New Delhi: Prime Minister Narendra Modi’s economic advisers on Wednesday challenged former chief economic adviser Arvind Subramanian’s claim that India’s gross domestic product (GDP) was over-estimated for most of this decade.
Economic Advisory Council to the Prime Minister (PMEAC), comprising economists Bibek Debroy, Rathin Roy, Surjit Bhalla, Charan Singh and Arvind Virmani rejected the methodology adopted by Subramanian in a recent paper which concluded that changes adopted in the estimation of India’s GDP for the period since 2011-12 have led to a “significant overestimation of growth."
The actual average GDP growth for the period between FY12 and FY17 may have been about 4.5%, sharply lower than the official estimate of about 7%, Subramanian argued in a paper titled India’s GDP mis-estimation: likelihood, magnitudes, mechanisms, and implications published by the Center for International Development at Harvard University.
Officials had started work on the new way of measuring national income during the second United Progressive Alliance (UPA) government of Manmohan Singh but it was implemented by the Modi government in 2015. One of the major changes was the use of data available with the ministry of corporate affairs in place of the annual survey of industries. The idea was to use the financial information of companies that apparently captures national income better.
The PMEAC said in a statement the new series was a “far better reflection of reality than the old series." Subramanian’s paper, the economists said, “would not stand the scrutiny of academic or policy research standards" as it lacked “rigor in terms of specific data sources and description and alternative hypothesis."
The PMEAC, however, conceded that GDP calculation has always been an imperfect art which involves extrapolation, estimation and sometimes even guestimates based on past trends.
Subramanian claimed in his paper that his findings changed the perception of India’s growth performance after the global financial crisis of 2008-09 from “spectacular to solid." This, he said, warranted revisiting India’s national income accounts estimation, which he recommended should be a priority for the new government. The EAC said efforts are on to improve India’s GDP estimation.
The controversy highlights the doubts experts have expressed on the quality of India’s data, especially, of national income. This is because a significant part of the economy is informal--not captured in databases of business tax payers or of firms contributing to their workers’ retirement savings. The Goods and Services Tax (GST), introduced in 2017, sought to address this gap by lowering the threshold for indirect tax registration.
The back casting of GDP data made in 2018 for years prior to FY12 using the new methodology which lowered the previous estimates of economic growth during the United Progressive Alliance regime has given rise to criticism of politicisation of statistics.

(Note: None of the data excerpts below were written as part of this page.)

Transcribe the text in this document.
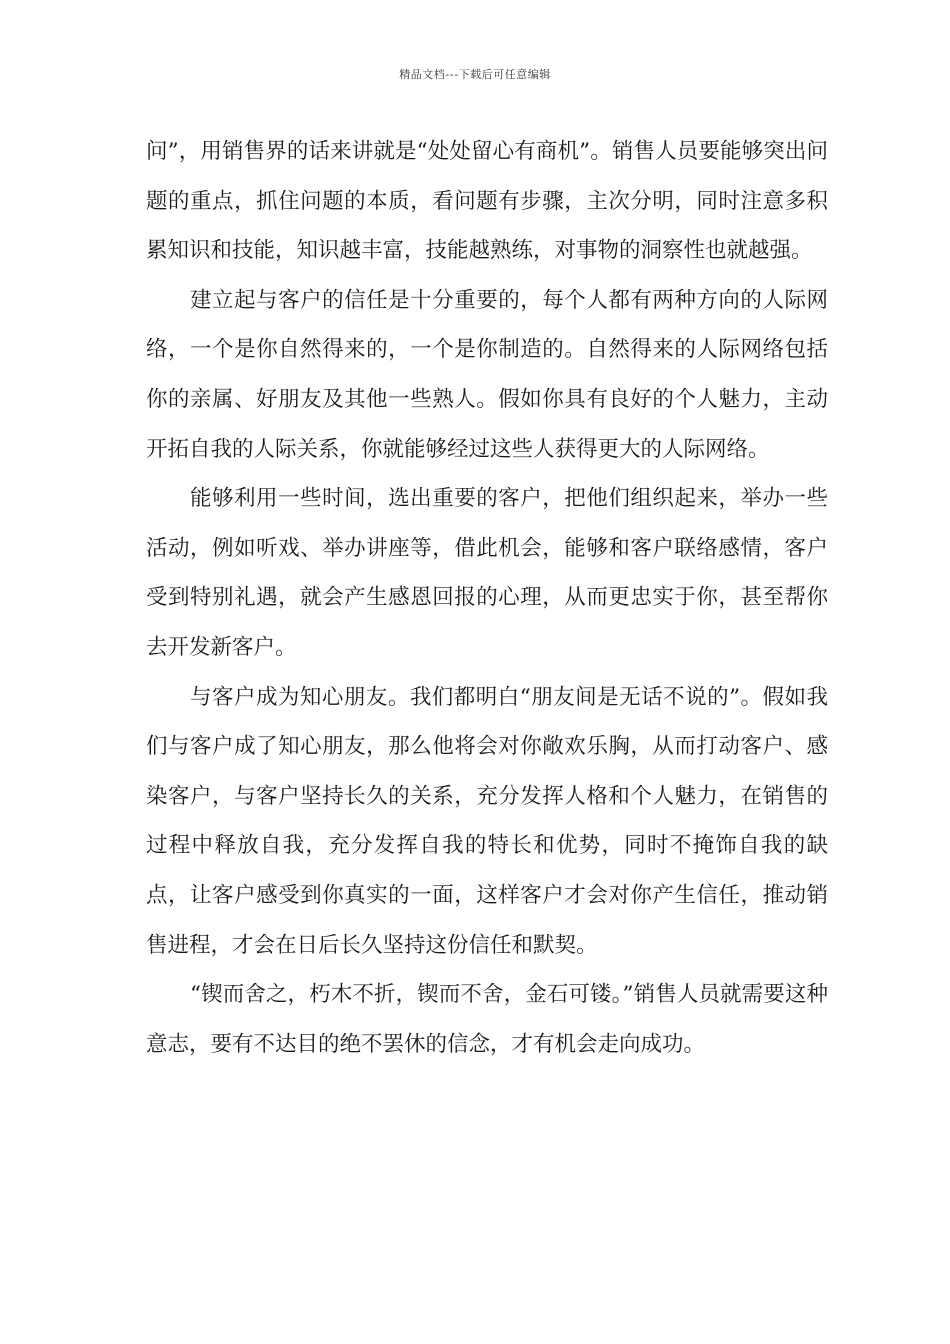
精品文档---下载后可任意编辑

问”，用销售界的话来讲就是“处处留心有商机”。销售人员要能够突出问题的重点，抓住问题的本质，看问题有步骤，主次分明，同时注意多积累知识和技能，知识越丰富，技能越熟练，对事物的洞察性也就越强。

建立起与客户的信任是十分重要的，每个人都有两种方向的人际网络，一个是你自然得来的，一个是你制造的。自然得来的人际网络包括你的亲属、好朋友及其他一些熟人。假如你具有良好的个人魅力，主动开拓自我的人际关系，你就能够经过这些人获得更大的人际网络。

能够利用一些时间，选出重要的客户，把他们组织起来，举办一些活动，例如听戏、举办讲座等，借此机会，能够和客户联络感情，客户受到特别礼遇，就会产生感恩回报的心理，从而更忠实于你，甚至帮你去开发新客户。

与客户成为知心朋友。我们都明白“朋友间是无话不说的”。假如我们与客户成了知心朋友，那么他将会对你敞欢乐胸，从而打动客户、感染客户，与客户坚持长久的关系，充分发挥人格和个人魅力，在销售的过程中释放自我，充分发挥自我的特长和优势，同时不掩饰自我的缺点，让客户感受到你真实的一面，这样客户才会对你产生信任，推动销售进程，才会在日后长久坚持这份信任和默契。

“锲而舍之，朽木不折，锲而不舍，金石可镂。”销售人员就需要这种意志，要有不达目的绝不罢休的信念，才有机会走向成功。
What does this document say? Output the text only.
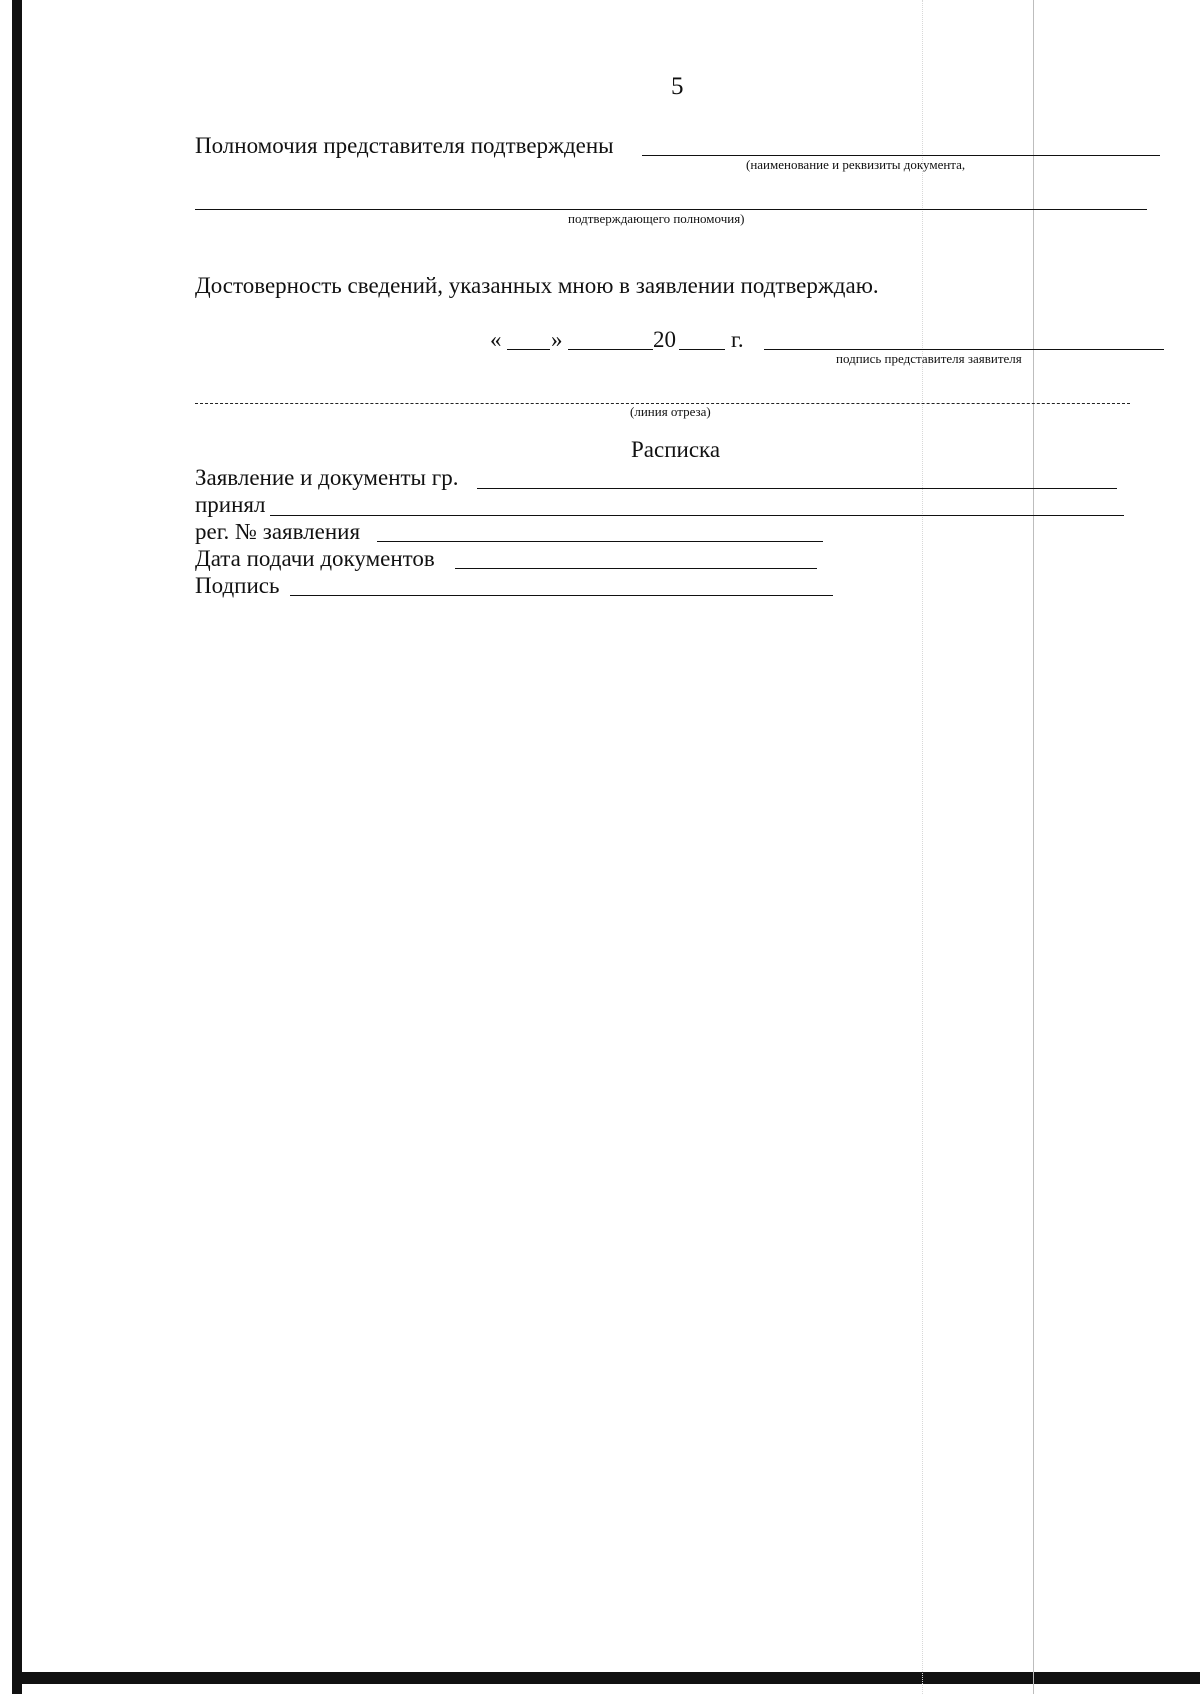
5
Полномочия представителя подтверждены
(наименование и реквизиты документа,
подтверждающего полномочия)
Достоверность сведений, указанных мною в заявлении подтверждаю.
« »	20 г.
подпись представителя заявителя
(линия отреза)
Расписка
Заявление и документы гр.
принял
рег. № заявления
Дата подачи документов
Подпись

Subramanian argued that his paper only looked at technical and methodological changes in the estimates for the period since FY12.
Ever since Subramanian’s paper came out last week, the government has tried to counter it and buttress India’s claim as a fast growing economy.
Indian economy, however, is cooling down amid rising global trade tensions that weigh on business confidence and private investments. It expanded at 6.8% in FY19, the newly revamped National Statistical Office (NSO) said last month, lowering its earlier estimate of 7%. Prime Minister Modi is attempting to arrest the slowdown by reforming the agriculture sector and by boosting exports.